The larger outlet diameter 15 of the piping system 13 is dimensioned to be at least ten percent larger than the flanged inlet opening 14. The purpose is, to prevent high velocity jets exiting from the perforations in the housing 1 to impinge on the interior wall of the piping interior 22 and cause damage.
Additionally, it is advantageous to make the size of the perforations in the piston slightly larger than those in the housing. The purpose is to compensate for possible misalignment between the two sets of openings and to make sure, that the point of maximum velocity of the fluid occurs in the final openings which are located in the housing. A typical choice would be, that the diameter of the perforation in the piston should be eight percent or more larger than those in the housing.
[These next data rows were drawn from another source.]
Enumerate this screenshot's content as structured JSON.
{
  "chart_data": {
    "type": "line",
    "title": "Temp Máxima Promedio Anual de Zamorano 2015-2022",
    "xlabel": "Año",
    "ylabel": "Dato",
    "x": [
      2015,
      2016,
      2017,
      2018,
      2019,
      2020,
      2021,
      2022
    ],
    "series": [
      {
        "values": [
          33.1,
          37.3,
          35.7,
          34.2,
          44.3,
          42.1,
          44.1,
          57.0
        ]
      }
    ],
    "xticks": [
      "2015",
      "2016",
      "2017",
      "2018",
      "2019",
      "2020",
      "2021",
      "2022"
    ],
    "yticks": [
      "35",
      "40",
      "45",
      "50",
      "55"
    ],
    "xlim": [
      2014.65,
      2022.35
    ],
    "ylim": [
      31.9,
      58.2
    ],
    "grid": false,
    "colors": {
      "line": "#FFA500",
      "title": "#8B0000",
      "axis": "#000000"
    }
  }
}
Finally, the geometry of, say, two overlapping holes is such, that the open exposed area decreases exponentially in relation to the distance between the two holes. This yields a relationship between the amount of fluid flow and piston travel, commonly known as an equal percentage flow characteristic, a preferred characteristic used for automatic control purposes.
Having thus shown the functions and features of the invention in a preferred embodiment, it should be understood that numerous changes can be made without departing from the scope of the appended claims. One modification could be to add a travel stop, to limit the excursions of the piston. Another modification could be to space rows of perforations at different intervals, even though the are spaced identical in both housing and piston.
1. “Method for estimating of frequency-dependant sound pressure at pipe exterior of throttling valves”. NOISE CONTROL ENGINEERING JOURNAL. Volume 47, Issue 2, March-April 1999, pp. 49-55, Hans D. Baumann
2. “A method to estimate hydrodynamic noise produced in valves by submerged turbulent and cavitating water jets.” NOISE CONTROL ENGINEERING JOURNAL, Volume 52, Number 2, March-April 2004, pp. 40-53, Hans D. Baumann and Joerg Kiesbauer.